Sinemia Sosyal adıyla bilinen, sinema izleyicisine hitap eden ve tüm sinema tüketiminizi kolaylaştıracak bir içerik sayfasından bahsediyoruz. Bu aslında ileride sadece Sinemia olacak. Sosyal bizim için en önemli alanlardan bir tanesi. Çünkü biz tamamen sinemaseverlerin platformu olmayı planlıyoruz. Bu arada diğer içerik siteleriyle de işler yapıyoruz ve her türlü iş birliğine açığız. Tüm sinema sitelerinin de gelip kendilerinin buradan takipçi kazanabileceği bir platform oluşturmasını da sağlıyoruz. Sinemia uygulamasının da vizyonu aslında bu. O yüzden Sinemia Sosyal bizim asıl işimiz olacak. Sinema bileti sağlamak da bir Premium özellik olarak burada yer alacak. Dileyen sinema bileti alacak dileyense arkadaşlarıyla ve takipçileriyle birbirlerine film önerileri verip kendi listesini oluşturabilecek.
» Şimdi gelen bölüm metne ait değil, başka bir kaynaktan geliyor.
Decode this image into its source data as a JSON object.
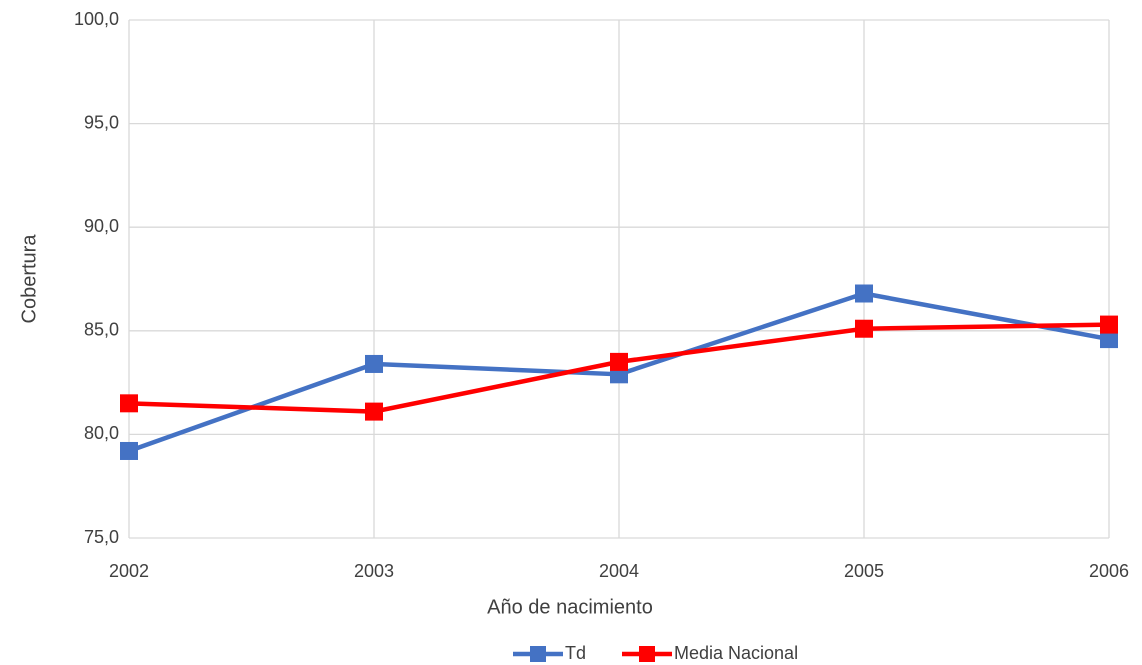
{
  "chart_data": {
    "type": "line",
    "x": [
      2002,
      2003,
      2004,
      2005,
      2006
    ],
    "xlim": [
      2002,
      2006
    ],
    "xticks": [
      2002,
      2003,
      2004,
      2005,
      2006
    ],
    "ylim": [
      75,
      100
    ],
    "yticks": [
      {
        "value": 75,
        "label": "75,0"
      },
      {
        "value": 80,
        "label": "80,0"
      },
      {
        "value": 85,
        "label": "85,0"
      },
      {
        "value": 90,
        "label": "90,0"
      },
      {
        "value": 95,
        "label": "95,0"
      },
      {
        "value": 100,
        "label": "100,0"
      }
    ],
    "x_label": "Año de nacimiento",
    "y_label": "Cobertura",
    "grid": true,
    "legend": "bottom",
    "series": [
      {
        "name": "Td",
        "color": "#4472c4",
        "values": [
          79.2,
          83.4,
          82.9,
          86.8,
          84.6
        ]
      },
      {
        "name": "Media Nacional",
        "color": "#ff0000",
        "values": [
          81.5,
          81.1,
          83.5,
          85.1,
          85.3
        ]
      }
    ]
  }
}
Sosyal medyayı oldukça aktif kullanıyorsunuz. Sosyal medyanın tanıtım yapmadaki rolü nedir? Sosyal medyadan siteye iyi bir trafik sağlayabiliyor musunuz?

Eğer kaliteli ve gerçekten güzel bir içerik yayınlıyorsanız -ki biz en çok buna dikkat ediyoruz- bu oldukça hızlı yayılabiliyor. Özellikle sosyal medyada arkadaş tavsiyeleri oldukça etkili oluyor. Sosyal medya, Sinemia için hep en önemli tanıtım aracı olmuştur. Siteye sağlanan trafik de çok büyük değişim gösteriyor. Çoğu kişi direkt Sinemia diye arıyor. Özellikle ‘Sinemania’ diye arayanlar da var. O yüzden Sinemania’yı da aldık. Ama Facebook için de ikinci hatta bazen de birinci kanal oluyor diyebiliriz.
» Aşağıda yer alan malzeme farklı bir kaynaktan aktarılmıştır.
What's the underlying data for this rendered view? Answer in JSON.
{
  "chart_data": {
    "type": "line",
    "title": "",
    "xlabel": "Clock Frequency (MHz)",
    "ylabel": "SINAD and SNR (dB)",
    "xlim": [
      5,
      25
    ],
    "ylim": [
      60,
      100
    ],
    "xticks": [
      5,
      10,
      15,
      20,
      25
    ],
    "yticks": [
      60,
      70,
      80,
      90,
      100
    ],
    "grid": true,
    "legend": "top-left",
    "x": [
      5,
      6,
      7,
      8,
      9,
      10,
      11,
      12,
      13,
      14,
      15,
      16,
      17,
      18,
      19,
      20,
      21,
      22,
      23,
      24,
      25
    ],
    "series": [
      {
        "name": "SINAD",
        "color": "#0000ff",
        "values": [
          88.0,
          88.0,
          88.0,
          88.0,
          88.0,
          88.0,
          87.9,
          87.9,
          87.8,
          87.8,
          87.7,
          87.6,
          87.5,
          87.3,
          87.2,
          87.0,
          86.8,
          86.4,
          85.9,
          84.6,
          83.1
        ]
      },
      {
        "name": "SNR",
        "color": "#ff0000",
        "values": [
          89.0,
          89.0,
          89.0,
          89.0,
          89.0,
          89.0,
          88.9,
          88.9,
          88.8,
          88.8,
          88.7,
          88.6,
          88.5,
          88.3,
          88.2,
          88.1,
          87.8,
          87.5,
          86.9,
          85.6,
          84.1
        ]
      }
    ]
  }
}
Korsanın çok arttığı bir dönemdeyiz. Siz sektörü nasıl değerlendiriyorsunuz?

Sinemia’nın varoluş amacında zaten sinemanın bitmemesi ve bunun aslında daha da büyümesi var. Bize göre bir kişi Sinemia üyesi olduktan sonra sinemaya gitme oranı yaklaşık dört kat artacak. Çünkü sinemaya gitmek artık ayda ya da haftada bir yapacağınız bir etkinlik olmaktan çıkıp gündelik bir şeye dönüşecek. Böylelikle, eskiden sadece hit filmlere gidenler zamanla film keşfetmeye başlamış olacaklar. Biz hem sinema salonunun hem de müşterilerin kazandığı bir platform olmayı hedefliyoruz. Ancak şöyle tuhaf bir nokta da var: Aslında en çok korsan film izleyenlerin en çok sinema bileti alan kişilerden olduğu söyleniyor. Bu yüzden korsanı bitirebilmek için küçük bir miktarı doğru bir teklifle müşteriye sunmak gerekiyor. Mesela Apple, müziğe girişiyle Amerika’da çok büyük bir oranda korsanın önüne geçti. Sinemada da aynı şeyler yaşanacak. Ama öncelikle mevcuttaki dağılımın daha ucuzlaması gerekiyor. Biz de daha ucuzlaması gerektiğini düşünenlerdeniz. Bu sayede daha çok izleyiciyi sinema salonlarına çekmek mümkün olacaktır.

Başka Sinema ya da çeşitli festivallerle ortaklık geliştirmeyi düşünüyor musunuz?

Kesinlikle düşünüyoruz. Yapmaya çalıştığımız bazı iş birliklerimiz var. Onlar da bizimle aynı şekilde sinema sevgisini büyütmeye çalışıyor. Önümüzdeki dönemde böyle yenilikleri görüyor olacağız. Başka Sinema’yla şu ana kadar görüşmedik, neler yapabiliriz bilmiyorum ama mevcut alt yapıda uygunluk olmayabiliyor.

 

Bu yazı ilk olarak JR. by Campaign Temmuz 2016 sayısında yayımlandı.